The mass spectrum of N-acetyl tyrosine is illustrated in Figure 1a. The peak of 224 m/z was the molecular ion and the peaks of 246 m/z and 268 m/z were the sodium adducts of N-acetyl tyrosine. The intensity of the peak of 224 m/z decreased by about 44% after the reaction. The mass spectrum of ATP is shown in Figure 1b. The molecular ion peak of ATP (507 m/z) was not quite visible while peaks of 530 m/z and 552 m/z were detected which correspond to the mono- and di-sodium salts of ATP. The intensity of these two peaks decreased by about 66% and 50% respectively after the reaction. The peaks of 491 m/z and 513 m/z may be the ion and the sodium adduct of deoxy-ATP or the sodium adducts of di-acetyl tyrosine; they are not present in the spectrum of pure ATP . The mass spectra of the reaction products are displayed in Figure 1c. The peak of 736 m/z and 758 m/z can be attributed to the formation of the condensate of N-acetyl tyrosine and ATP as shown in Scheme 1. This molecule has a molecular weight of 712 Da that can associate with one or two sodium ions to become 735 Da and 758 Da. There were other peaks above 1000 w/z which are related to structures of other conjugation products of N-acetyl tyrosine and ATP (e.g., at 2:1 and 3:1 stoichiometry) as this reaction is continuous and not quite selective. Interestingly, only very small amount of phospho-Nacetyl tyrosine (303 m/z and 304 m/z) was detected in this experiment which is equivalent to 1/44 of that of N-acetyl tyrosine (Spectrum shown in Figure 1d). This suggests that the phosphate groups of ATP did not hydrolyze, which would require enzymatic cleavage in biological systems.

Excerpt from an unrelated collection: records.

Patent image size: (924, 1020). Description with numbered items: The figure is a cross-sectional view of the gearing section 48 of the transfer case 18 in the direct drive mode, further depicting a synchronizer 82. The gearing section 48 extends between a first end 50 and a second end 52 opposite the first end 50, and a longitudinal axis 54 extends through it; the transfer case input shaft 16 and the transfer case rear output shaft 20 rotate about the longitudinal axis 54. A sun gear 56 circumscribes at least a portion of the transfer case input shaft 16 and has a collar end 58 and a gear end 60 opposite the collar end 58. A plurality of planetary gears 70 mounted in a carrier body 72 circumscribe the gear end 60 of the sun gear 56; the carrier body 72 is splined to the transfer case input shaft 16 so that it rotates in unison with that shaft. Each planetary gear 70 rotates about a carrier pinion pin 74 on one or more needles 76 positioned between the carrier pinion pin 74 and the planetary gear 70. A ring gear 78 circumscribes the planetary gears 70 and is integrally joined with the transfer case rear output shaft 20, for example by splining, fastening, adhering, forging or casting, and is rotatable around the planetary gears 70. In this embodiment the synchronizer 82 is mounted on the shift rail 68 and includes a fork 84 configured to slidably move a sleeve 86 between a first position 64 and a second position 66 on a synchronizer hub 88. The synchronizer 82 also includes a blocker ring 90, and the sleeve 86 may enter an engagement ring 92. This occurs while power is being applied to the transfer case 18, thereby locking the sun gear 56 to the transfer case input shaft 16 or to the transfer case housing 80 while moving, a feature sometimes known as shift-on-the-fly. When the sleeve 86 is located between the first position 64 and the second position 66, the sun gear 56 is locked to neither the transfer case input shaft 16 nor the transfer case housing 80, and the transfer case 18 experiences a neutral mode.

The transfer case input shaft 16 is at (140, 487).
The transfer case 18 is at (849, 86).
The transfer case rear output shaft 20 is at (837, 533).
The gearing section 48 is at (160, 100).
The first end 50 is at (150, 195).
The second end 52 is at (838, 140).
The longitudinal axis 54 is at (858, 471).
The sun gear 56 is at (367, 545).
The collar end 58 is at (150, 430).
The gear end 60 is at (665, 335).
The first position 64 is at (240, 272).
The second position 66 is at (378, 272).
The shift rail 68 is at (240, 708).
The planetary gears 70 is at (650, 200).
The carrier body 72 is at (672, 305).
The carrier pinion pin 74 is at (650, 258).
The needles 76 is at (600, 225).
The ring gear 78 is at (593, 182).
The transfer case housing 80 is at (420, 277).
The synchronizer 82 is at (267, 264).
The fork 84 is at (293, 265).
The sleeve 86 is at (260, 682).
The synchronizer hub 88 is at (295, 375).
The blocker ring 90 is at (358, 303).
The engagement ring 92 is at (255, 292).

Figure 1. Mass spectra of the reacting solution containing 10 mM of N-acetyl tyrosine, 6.4 mM of ATP disodium, 250 μM FeCl2, and 0.15% H2O2 (diluted by 5 times for analysis).
The results of this research infers that tyrosine phosphorylation in biological systems may be an oxidation reaction analogous to ATP synthesis [13,14], and that the tyrosyl residue may be directly bound to or located very closed to an Fe(II) moiety in tyrosine kinase to catalyze the reaction. It can also get the electrons from the electron transport chain which contains transition metal ions in the form of Fe-S clusters and multiple metal cofactors [15-18]. The enzyme also has an additional function that hydrolyzes the phosphate groups off from ATP subsequent to the oxidative phosphorylation reaction.
N-Acetyl tyrosine and adenosine Triphosphate (ATP) can couple together in the presence of Fe(II)/ H2O2 through a condensation reaction. This reaction may be the precursor step of tyrosine phosphorylation in live organisms. It may also have other implications to the pharmacology and toxicology of N-acetyl tyrosine which is used as a common brain supplement.
The author is very grateful to Mr. B. Mooney for conducting the experiment and the analysis.